BARZANİ ve Talabani’nin Türkiye’ye karşı değişen tavrı üzerine yazdığım yazıdan sonra önce Genelkurmay Başkanlığı ‘sert’ bir açıklama yaptı. Önceki gün de Eski Genelkurmay Başkanı Hüseyin Kıvrıkoğlu nazik bir mektup gönderdi.

Kıvrıkoğlu mektubunu ‘inci gibi’ bir el yazısıyla yazmış. İlgili bölümünü aktarıyorum:

‘Sayın Altaylı, gerek Güneydoğu’da, gerekse Kuzey Irak’ta görevlendirilen komutanlar bu görev için en uygun olanlar arasından seçilir. Kendilerinin daha önce bu tür görevlerde tecrübe ve başarı kazanmış olmaları, bölgeyi iyi tanımaları, konuların uzmanı ve liderlik özelliklerine sahip olmaları özellikle aranan nitelikler arasındadır. Bölgede pek çok defa görev yapmış bu komutanlar etkinliklerini her seferinde ispat etmiş ve Genelkurmay Başkanlığı’nca madalya ve nişanlarla taltif edilmişlerdir.

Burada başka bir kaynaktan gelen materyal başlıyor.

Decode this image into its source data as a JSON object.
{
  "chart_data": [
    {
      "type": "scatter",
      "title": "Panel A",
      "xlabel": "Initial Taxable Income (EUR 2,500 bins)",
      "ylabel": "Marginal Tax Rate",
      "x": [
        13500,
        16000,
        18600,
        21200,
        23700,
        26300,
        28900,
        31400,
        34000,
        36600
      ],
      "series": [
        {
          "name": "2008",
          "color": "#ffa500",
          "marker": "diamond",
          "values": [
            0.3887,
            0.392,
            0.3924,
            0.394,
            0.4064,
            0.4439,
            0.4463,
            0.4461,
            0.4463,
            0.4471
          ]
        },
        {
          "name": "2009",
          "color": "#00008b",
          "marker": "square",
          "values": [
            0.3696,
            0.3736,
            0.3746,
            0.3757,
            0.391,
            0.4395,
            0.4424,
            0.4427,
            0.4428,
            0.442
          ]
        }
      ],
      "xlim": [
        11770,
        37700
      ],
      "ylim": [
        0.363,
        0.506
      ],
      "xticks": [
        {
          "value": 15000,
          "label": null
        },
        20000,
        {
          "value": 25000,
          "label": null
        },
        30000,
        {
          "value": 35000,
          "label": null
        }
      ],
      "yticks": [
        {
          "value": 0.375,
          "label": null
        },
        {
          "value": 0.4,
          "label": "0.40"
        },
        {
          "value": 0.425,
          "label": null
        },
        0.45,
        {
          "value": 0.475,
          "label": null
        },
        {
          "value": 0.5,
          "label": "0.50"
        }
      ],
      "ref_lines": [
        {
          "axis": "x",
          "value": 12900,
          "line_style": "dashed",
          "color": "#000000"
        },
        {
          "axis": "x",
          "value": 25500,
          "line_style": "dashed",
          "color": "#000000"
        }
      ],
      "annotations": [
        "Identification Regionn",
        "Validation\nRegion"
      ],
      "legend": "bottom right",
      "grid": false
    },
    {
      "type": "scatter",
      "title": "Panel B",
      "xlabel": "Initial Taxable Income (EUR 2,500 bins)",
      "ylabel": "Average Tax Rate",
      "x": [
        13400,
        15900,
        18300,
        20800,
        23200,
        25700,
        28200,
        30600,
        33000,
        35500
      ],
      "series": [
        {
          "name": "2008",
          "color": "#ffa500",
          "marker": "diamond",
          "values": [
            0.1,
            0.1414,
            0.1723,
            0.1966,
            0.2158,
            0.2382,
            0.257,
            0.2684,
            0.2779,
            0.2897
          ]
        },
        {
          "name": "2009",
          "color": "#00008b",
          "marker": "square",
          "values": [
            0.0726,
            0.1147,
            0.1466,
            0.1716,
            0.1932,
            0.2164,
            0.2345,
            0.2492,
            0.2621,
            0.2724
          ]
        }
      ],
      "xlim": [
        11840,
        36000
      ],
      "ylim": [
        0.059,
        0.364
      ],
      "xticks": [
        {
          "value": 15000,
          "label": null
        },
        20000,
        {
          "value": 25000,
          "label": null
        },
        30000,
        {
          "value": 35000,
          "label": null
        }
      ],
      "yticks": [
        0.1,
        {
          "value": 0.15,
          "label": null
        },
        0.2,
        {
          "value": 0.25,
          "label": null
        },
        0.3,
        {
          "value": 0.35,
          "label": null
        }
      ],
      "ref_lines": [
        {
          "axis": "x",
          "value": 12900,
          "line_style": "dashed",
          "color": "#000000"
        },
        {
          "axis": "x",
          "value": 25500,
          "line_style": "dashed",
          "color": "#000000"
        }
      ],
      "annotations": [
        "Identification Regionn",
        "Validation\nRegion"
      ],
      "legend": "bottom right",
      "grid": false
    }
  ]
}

Kuzey Irak’ta görev yapan subay ve astsubaylar belli sürelerde rotasyona tabi olarak görevlerini yerine getirirler. ‘Kuzey Irak’taki uzman subayların yerine Barzani’ye parti lideri muamelesi yapan acemiler geldi’ iddianızı ağır bir suçlama ve gerçekleri yansıtmayan bir ifade olarak kabul ediyorum.

Bu iddianızda
‘Yanılmıyorsam Kıvrıkoğlu döneminde bölgeye etkisiz rütbeli komutanlar atandı’ diyerek bir bakıma şahsımı da suçluyorsunuz.

Şimdi size sormak istiyorum;

Bu rütbeli komutanları iyi tanıyor musunuz, görevleri sırasında etkinliklerini değerlendirecek kadar yakınlarında bulundunuz mu? Yoksa size bu bilgileri aktaran ve kendi yetenekleri irdelenmesi gereken birileri adına mı onları suçluyorsunuz?

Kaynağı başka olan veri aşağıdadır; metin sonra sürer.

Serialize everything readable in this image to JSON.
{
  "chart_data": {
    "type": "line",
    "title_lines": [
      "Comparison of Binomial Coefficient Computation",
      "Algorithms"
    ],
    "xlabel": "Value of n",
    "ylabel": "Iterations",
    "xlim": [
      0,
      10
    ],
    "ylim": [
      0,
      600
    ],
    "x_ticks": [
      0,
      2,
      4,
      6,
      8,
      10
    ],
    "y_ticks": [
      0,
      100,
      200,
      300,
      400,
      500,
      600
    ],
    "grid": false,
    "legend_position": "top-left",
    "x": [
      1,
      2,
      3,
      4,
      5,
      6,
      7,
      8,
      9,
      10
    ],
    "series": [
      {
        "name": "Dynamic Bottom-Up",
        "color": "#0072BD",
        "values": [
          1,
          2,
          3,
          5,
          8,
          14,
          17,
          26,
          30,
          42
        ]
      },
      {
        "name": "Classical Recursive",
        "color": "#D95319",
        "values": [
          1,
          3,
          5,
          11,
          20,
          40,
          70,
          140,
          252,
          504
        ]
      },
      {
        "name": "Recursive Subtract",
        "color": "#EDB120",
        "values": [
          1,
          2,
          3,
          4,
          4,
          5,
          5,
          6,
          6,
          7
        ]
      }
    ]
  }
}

Sayın Altaylı, Barzani’nin Türkiye’ye posta koyması (sizin ifadenizle), Irak’ın işgali öncesi ABD’nin Kürt liderlerle yakın işbirliğine girmesi ve bundan cesaret almaları ile başlamıştır. Bu olayda başka sebep aramak yanlıştır ve görevlerini başarı ile ifa etmiş kahraman ve fedakar Türk subaylarını suçlamak büyük bir haksızlık olmuştur.

En iyi dileklerimi sunar, başarılar dilerim.’


NE ZAMAN ADAM OLURUZ?

40 yıllık kazanılan saygınlığı bir günde yok etmediğimiz zaman.